- Born: 1942 (age 83–84) South Africa
- Occupations: poet and anthologist
- Known for: Life by Drowning: Selected Poems

= Jeni Couzyn =

South African poet

Jeni Couzyn (born 1942) is a feminist poet and anthologist of South African extraction who lives and works in Canada and the United Kingdom. Her best known collection is titled Life by Drowning: Selected Poems (1985), which includes an earlier sequence A Time to Be Born (1981) that chronicles her pregnancy and the birth of her daughter.

== Biography ==
Couzyn was born in South Africa and educated at the University of Natal. She emigrated to Britain in 1966 and established herself as a freelance writer.
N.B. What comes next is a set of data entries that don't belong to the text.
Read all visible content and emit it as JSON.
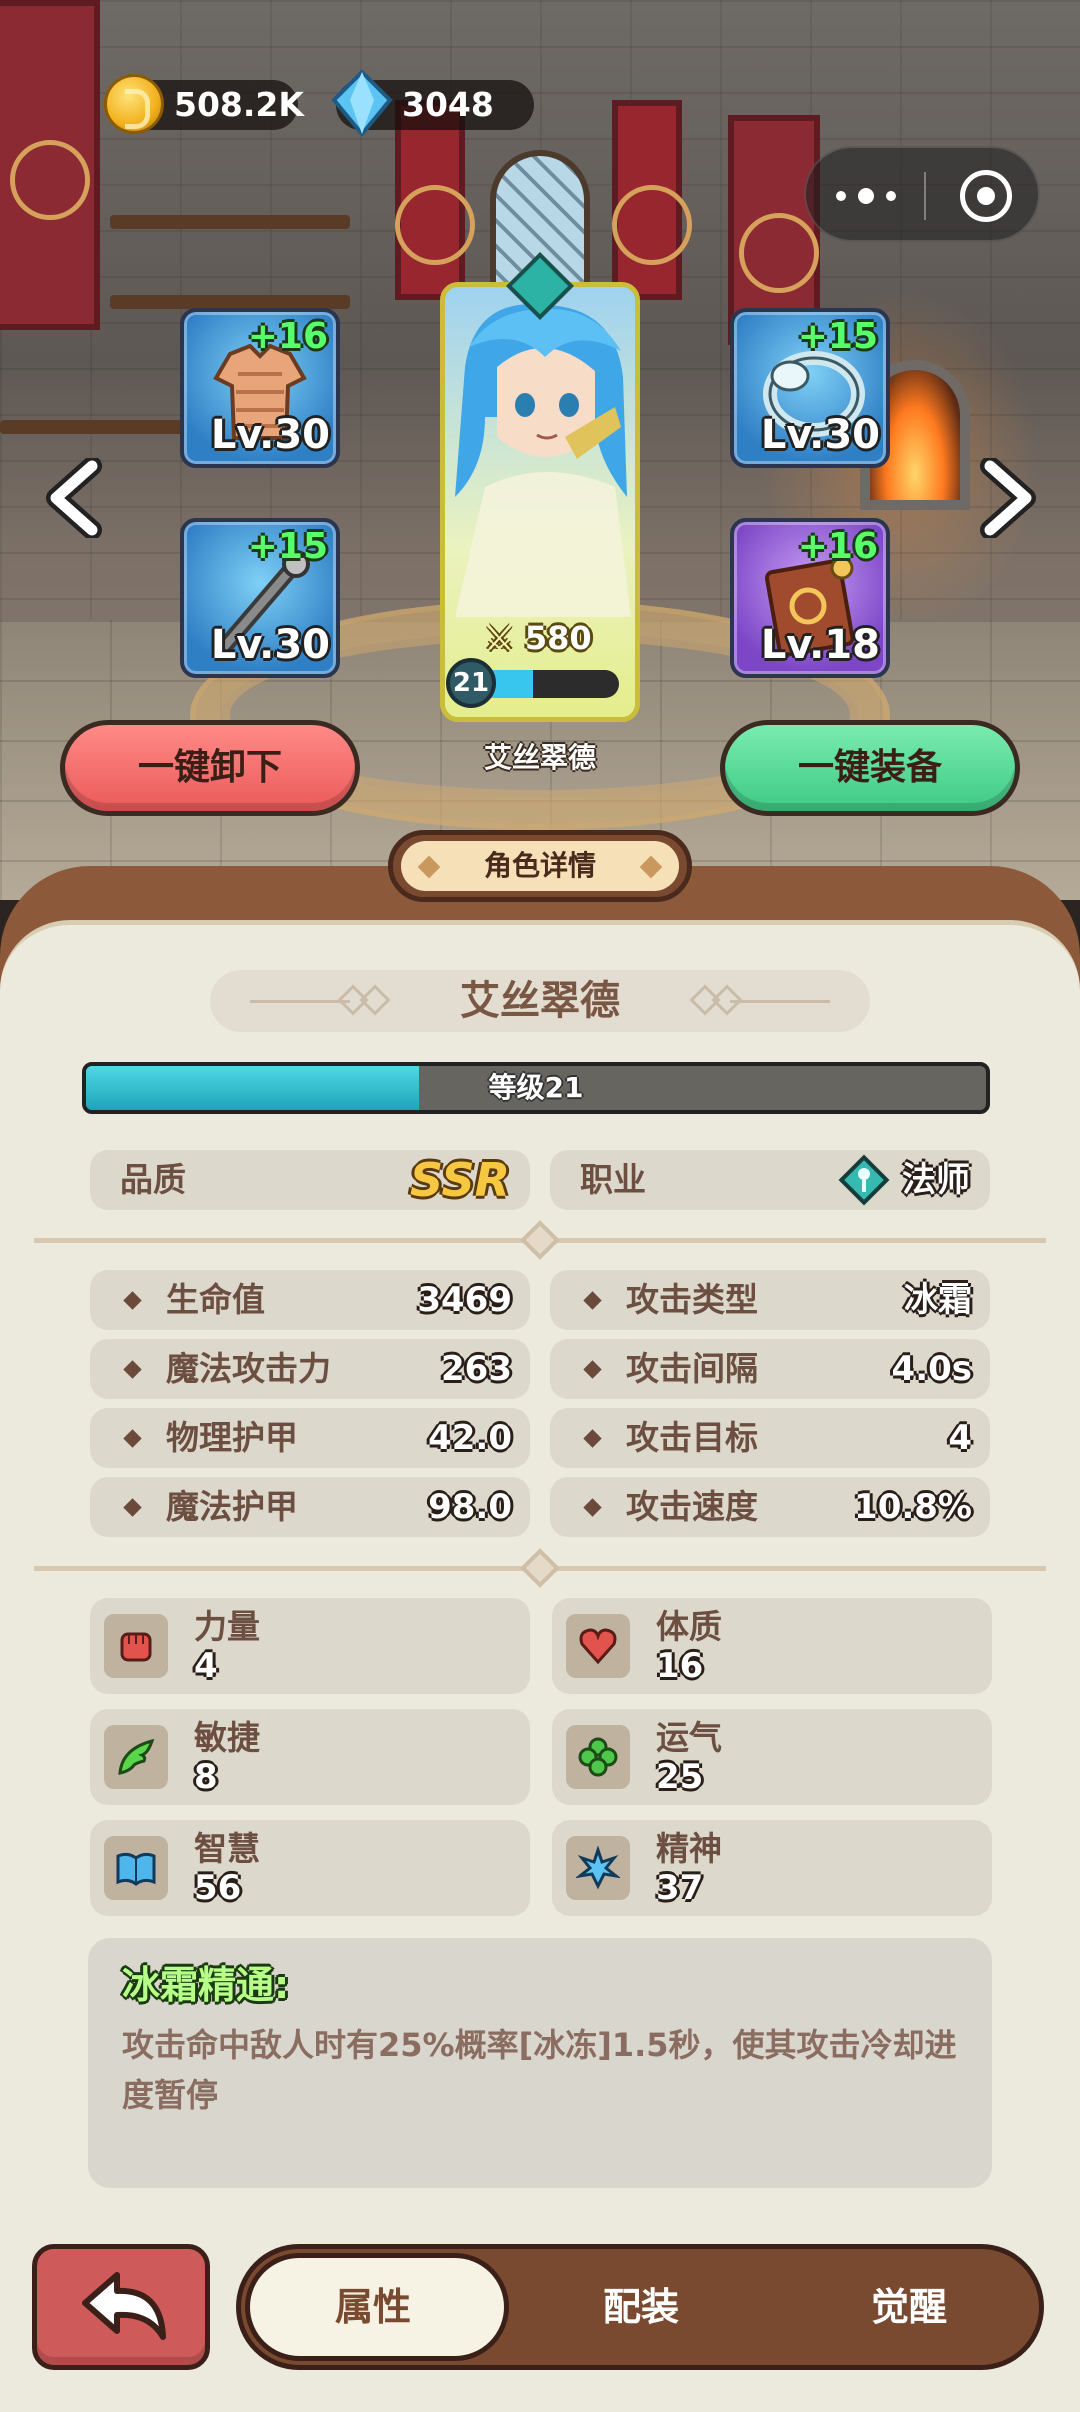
{
  "currency": {
    "gold": "508.2K",
    "diamonds": "3048"
  },
  "equipment": [
    {
      "plus": "+16",
      "level": "Lv.30",
      "icon": "armor-icon",
      "rarity_color": "#3e8fd6"
    },
    {
      "plus": "+15",
      "level": "Lv.30",
      "icon": "ring-icon",
      "rarity_color": "#3e8fd6"
    },
    {
      "plus": "+15",
      "level": "Lv.30",
      "icon": "staff-icon",
      "rarity_color": "#3e8fd6"
    },
    {
      "plus": "+16",
      "level": "Lv.18",
      "icon": "spellbook-icon",
      "rarity_color": "#8b52d0"
    }
  ],
  "hero": {
    "name": "艾丝翠德",
    "power": "580",
    "level": "21",
    "exp_fraction": 0.45
  },
  "actions": {
    "unequip_all": "一键卸下",
    "equip_all": "一键装备"
  },
  "detail": {
    "tab_title": "角色详情",
    "name": "艾丝翠德",
    "level_label": "等级21",
    "level_fraction": 0.37,
    "quality_label": "品质",
    "quality_value": "SSR",
    "class_label": "职业",
    "class_value": "法师"
  },
  "stats_left": [
    {
      "label": "生命值",
      "value": "3469"
    },
    {
      "label": "魔法攻击力",
      "value": "263"
    },
    {
      "label": "物理护甲",
      "value": "42.0"
    },
    {
      "label": "魔法护甲",
      "value": "98.0"
    }
  ],
  "stats_right": [
    {
      "label": "攻击类型",
      "value": "冰霜"
    },
    {
      "label": "攻击间隔",
      "value": "4.0s"
    },
    {
      "label": "攻击目标",
      "value": "4"
    },
    {
      "label": "攻击速度",
      "value": "10.8%"
    }
  ],
  "attributes": [
    {
      "label": "力量",
      "value": "4",
      "icon": "fist-icon"
    },
    {
      "label": "体质",
      "value": "16",
      "icon": "heart-icon"
    },
    {
      "label": "敏捷",
      "value": "8",
      "icon": "wing-icon"
    },
    {
      "label": "运气",
      "value": "25",
      "icon": "clover-icon"
    },
    {
      "label": "智慧",
      "value": "56",
      "icon": "book-icon"
    },
    {
      "label": "精神",
      "value": "37",
      "icon": "spirit-icon"
    }
  ],
  "skill": {
    "title": "冰霜精通:",
    "description": "攻击命中敌人时有25%概率[冰冻]1.5秒，使其攻击冷却进度暂停"
  },
  "nav": {
    "tabs": [
      "属性",
      "配装",
      "觉醒"
    ],
    "active": 0
  }
}
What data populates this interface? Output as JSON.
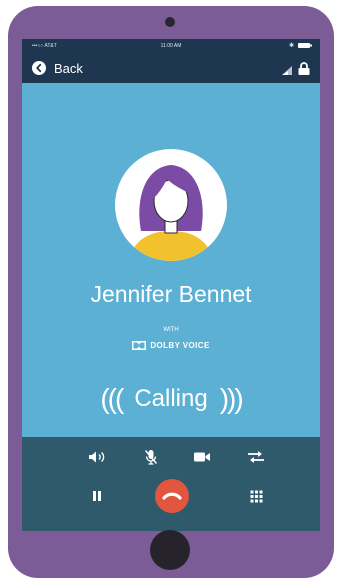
{
  "status_bar": {
    "carrier": "•••○○ AT&T",
    "time": "11:00 AM",
    "bluetooth": "✱"
  },
  "nav": {
    "back_label": "Back",
    "icons": [
      "signal-icon",
      "lock-icon"
    ]
  },
  "call": {
    "caller_name": "Jennifer Bennet",
    "with_text": "WITH",
    "codec_brand": "DOLBY VOICE",
    "status": "Calling",
    "waves_left": "(((",
    "waves_right": ")))"
  },
  "controls": {
    "row1": [
      "speaker-icon",
      "mute-icon",
      "video-icon",
      "switch-icon"
    ],
    "row2": [
      "hold-icon",
      "end-call-icon",
      "keypad-icon"
    ]
  },
  "colors": {
    "phone_body": "#7b5c96",
    "screen_bg": "#5bb0d4",
    "nav_bg": "#1f3650",
    "controls_bg": "#2f5a6b",
    "end_call": "#e2553f",
    "avatar_hair": "#7b4ba6",
    "avatar_shirt": "#f2c12e"
  }
}
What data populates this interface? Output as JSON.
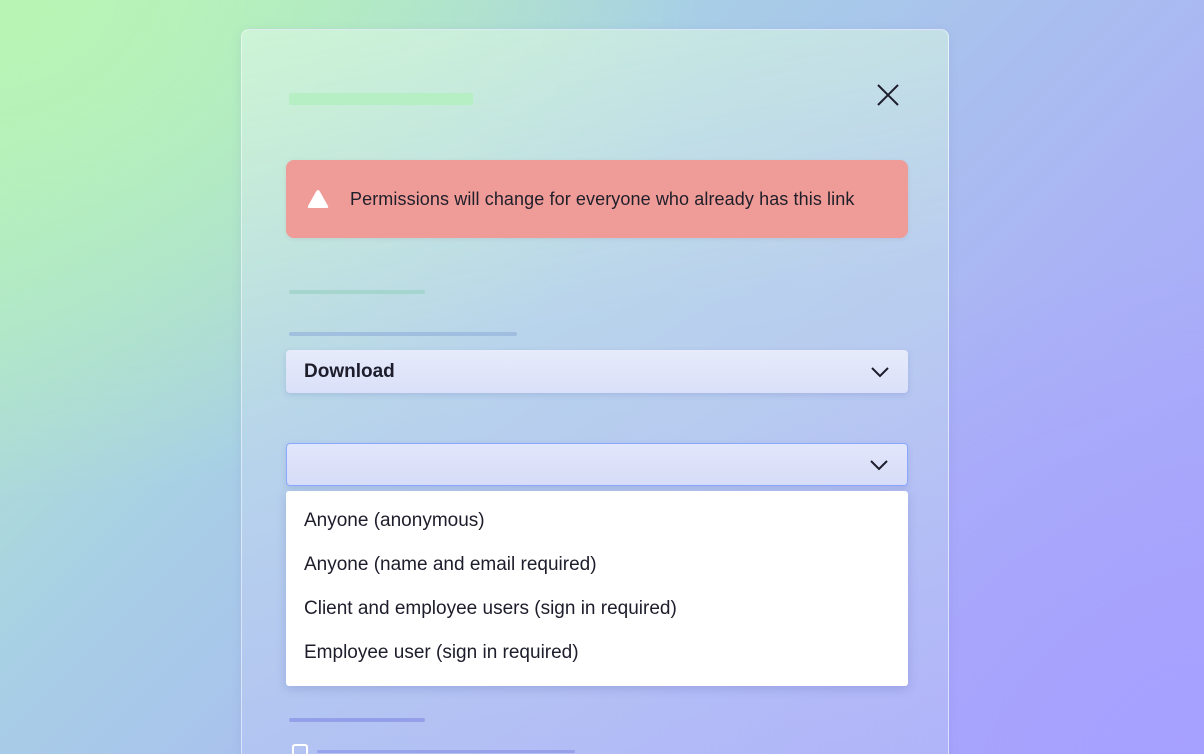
{
  "alert": {
    "message": "Permissions will change for everyone who already has this link",
    "icon": "warning-triangle-icon",
    "color": "#ef9b97"
  },
  "close": {
    "icon": "close-icon"
  },
  "access_select": {
    "value": "Download"
  },
  "audience_select": {
    "value": "",
    "options": [
      "Anyone (anonymous)",
      "Anyone (name and email required)",
      "Client and employee users (sign in required)",
      "Employee user (sign in required)"
    ]
  },
  "colors": {
    "focus_border": "#8aa8ff",
    "text": "#1d1d2b"
  }
}
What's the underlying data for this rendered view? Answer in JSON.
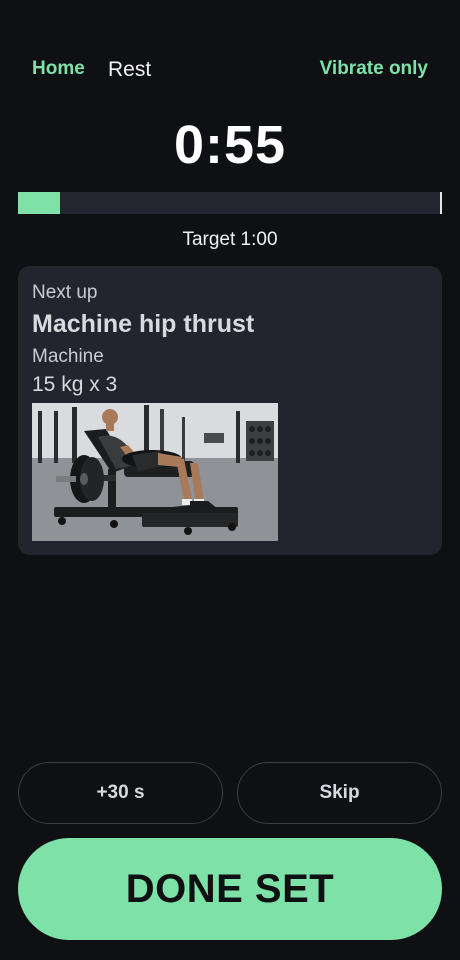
{
  "header": {
    "home_label": "Home",
    "title": "Rest",
    "vibrate_label": "Vibrate only"
  },
  "timer": {
    "display": "0:55",
    "progress_fraction": 0.1,
    "target_text": "Target 1:00"
  },
  "next_exercise": {
    "heading": "Next up",
    "name": "Machine hip thrust",
    "equipment": "Machine",
    "weight_reps": "15 kg x 3"
  },
  "actions": {
    "add_time_label": "+30 s",
    "skip_label": "Skip",
    "done_label": "DONE SET"
  },
  "colors": {
    "background": "#0f1013",
    "accent": "#7ee2a8",
    "card": "#22252d",
    "track": "#232630"
  }
}
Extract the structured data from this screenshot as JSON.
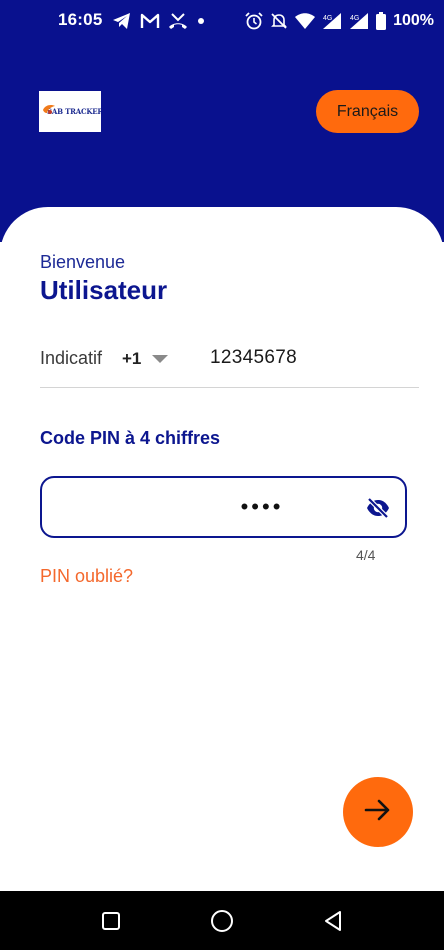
{
  "status_bar": {
    "time": "16:05",
    "left_icons": [
      "telegram-icon",
      "gmail-icon",
      "missed-call-icon",
      "dot-icon"
    ],
    "right_icons": [
      "alarm-icon",
      "mute-icon",
      "wifi-icon",
      "signal-4g-icon",
      "signal-4g-icon",
      "battery-icon"
    ],
    "network_1": "4G",
    "network_2": "4G",
    "battery": "100%"
  },
  "header": {
    "logo_text": "SAB TRACKER",
    "language_button": "Français"
  },
  "form": {
    "welcome": "Bienvenue",
    "username": "Utilisateur",
    "prefix_label": "Indicatif",
    "country_code": "+1",
    "phone_number": "12345678",
    "pin_label": "Code PIN à 4 chiffres",
    "pin_masked": "••••",
    "pin_counter": "4/4",
    "forgot_pin": "PIN oublié?"
  },
  "colors": {
    "primary": "#09118e",
    "accent": "#ff6a0d",
    "link": "#f4682c"
  }
}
She became a Canadian citizen in 1975 and the following year was appointed writer-in-residence at the University of Victoria, British Columbia. Since then she has divided her time between England, Canada, and South Africa.

== Work ==

=== Poetry ===
Couzyn's first collection was titled Flying (1970). Later collections include Christmas in Africa (1975), A Time to be Born (1981), Life by Drowning: Selected poems (1985), and That's It (1993).

A Time to be Born deals with childbirth from "conception to birth and early infancy".

The Oxford Companion to Twentieth-Century Literature in English remarks that Couzyn's poetry repeatedly engages the social, political and imaginative implications of womanhood. Her poetry has been described as minimalist. The Oxford Companion observes that her conception of poetry as pre-eminently oral gives much of her work clarity and immediacy.

=== Anthologies ===
Couzyn edited the influential The Bloodaxe Book of Contemporary Women Poets (1985), set as an A-level text in British schools at the time. A later anthology, Singing Down the Bones (1989), was aimed at a teenage audience.

=== Other ===
Couzyn has authored two books for children. With Julie Malgas, she produced a study of Koos Malgas, the sculptor who helped create The Owl House, a museum in Nieu-Bethesda, Eastern Cape, South Africa, noted for its visionary conception.